Court Opinion

ID: 9793037
Source: CourtListenerOpinion
Date Created: 2023-08-31 02:41:07.109487+00
Date Added: 2024-06-11T08:03:07.365124
License: Public Domain

Mr. Justice Groves
specially concurring:
I concur in the opinion, but wish to make a statement concerning two possible inferences which might be drawn from that portion of the opinion under point 5 — alleged improper remarks made by the district attorney during *478closing argument.
The determination in this respect could have been predicated merely upon the failure of defendant’s counsel to give any indication in advance of the testimony of the defendant that he wished that testimony to be for a limited purpose. An inference might be drawn from the opinion that, if the defendant may take the stand for a limited purpose, the court’s permission must first be obtained.

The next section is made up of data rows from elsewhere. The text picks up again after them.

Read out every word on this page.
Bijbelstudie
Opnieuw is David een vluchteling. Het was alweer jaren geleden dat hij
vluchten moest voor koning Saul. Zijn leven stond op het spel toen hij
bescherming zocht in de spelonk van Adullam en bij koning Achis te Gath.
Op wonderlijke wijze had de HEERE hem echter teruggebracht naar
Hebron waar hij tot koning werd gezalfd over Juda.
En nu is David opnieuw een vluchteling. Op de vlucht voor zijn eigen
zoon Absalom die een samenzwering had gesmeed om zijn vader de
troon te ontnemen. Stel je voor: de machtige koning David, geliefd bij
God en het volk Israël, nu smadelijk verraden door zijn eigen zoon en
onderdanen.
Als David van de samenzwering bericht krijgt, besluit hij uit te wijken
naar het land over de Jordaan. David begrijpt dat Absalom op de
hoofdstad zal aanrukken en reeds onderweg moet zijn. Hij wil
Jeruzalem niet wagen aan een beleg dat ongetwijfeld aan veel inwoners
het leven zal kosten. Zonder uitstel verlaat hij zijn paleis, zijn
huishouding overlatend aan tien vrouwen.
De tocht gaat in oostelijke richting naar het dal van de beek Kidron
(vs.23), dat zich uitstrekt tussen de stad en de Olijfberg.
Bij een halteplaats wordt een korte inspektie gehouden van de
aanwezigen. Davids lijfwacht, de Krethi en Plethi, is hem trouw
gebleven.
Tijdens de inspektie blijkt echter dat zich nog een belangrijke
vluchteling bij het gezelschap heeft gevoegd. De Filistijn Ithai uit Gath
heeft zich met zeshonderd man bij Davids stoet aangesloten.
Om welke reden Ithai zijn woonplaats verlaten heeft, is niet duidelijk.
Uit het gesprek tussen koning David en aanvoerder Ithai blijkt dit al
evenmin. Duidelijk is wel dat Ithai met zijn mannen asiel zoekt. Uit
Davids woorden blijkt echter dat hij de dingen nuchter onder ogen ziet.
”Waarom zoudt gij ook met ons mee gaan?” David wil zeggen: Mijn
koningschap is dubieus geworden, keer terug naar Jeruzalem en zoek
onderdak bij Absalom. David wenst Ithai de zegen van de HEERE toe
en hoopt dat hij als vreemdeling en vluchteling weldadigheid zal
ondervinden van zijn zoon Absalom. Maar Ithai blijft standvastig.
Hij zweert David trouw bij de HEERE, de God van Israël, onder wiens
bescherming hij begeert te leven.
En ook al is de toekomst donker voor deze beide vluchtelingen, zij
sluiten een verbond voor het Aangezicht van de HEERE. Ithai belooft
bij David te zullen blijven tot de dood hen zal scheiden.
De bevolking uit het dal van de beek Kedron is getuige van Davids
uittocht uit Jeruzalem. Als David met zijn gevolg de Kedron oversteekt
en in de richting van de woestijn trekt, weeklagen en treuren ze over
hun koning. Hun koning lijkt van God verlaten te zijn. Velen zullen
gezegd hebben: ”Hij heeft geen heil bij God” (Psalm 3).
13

Such a conclusion may or may not be sound. It is conceivable that we might rule someday that a defendant has. a constitutional right in this respect. See Calloway v. Wainwright, 409 F.2d 59 (1968), cert. denied, 395 U.S. 909, 89 S.Ct. 1752, 23 L.Ed.2d 222, (1969). At the moment I lean the other way, but I think we should leave the door open in this connection.
The second possible inference is that, if a defendant is permitted to take the stand for a limited purpose, his testimony must be only as to collateral matters not bearing on the merits of the accusation against him. The question of voluntariness of a confession is submitted to a jury as one of the elements to be considered by it in reaching a verdict of “guilty” or “not guilty.” I am inclined to think that the testimony as to voluntariness, when presented in the trial itself before the jury, may not be a collateral matter. However, it is conceivable that sometime we might rule that the defendant may take the stand to testify only as to voluntariness of confession, irrespective of whether this is a collateral matter, under the following reasoning: In the in camera hearing required by Jackson v. Denno, 378 U.S. 368, 84 S.Ct. 1774, 12 L.Ed.2d 908 (1964), the defendant is permitted to testify on the limited subject. Downey v. People, 121 Colo. 307, 215 P.2d 892 (1950). Someday we might rule that, simply because the defendant can testify solely as to voluntariness at the in camera hearing, Ire has the same right before the jury. Again, it is not intimated that we shall so hold, but the avenue toward this ruling should not be closed at this time.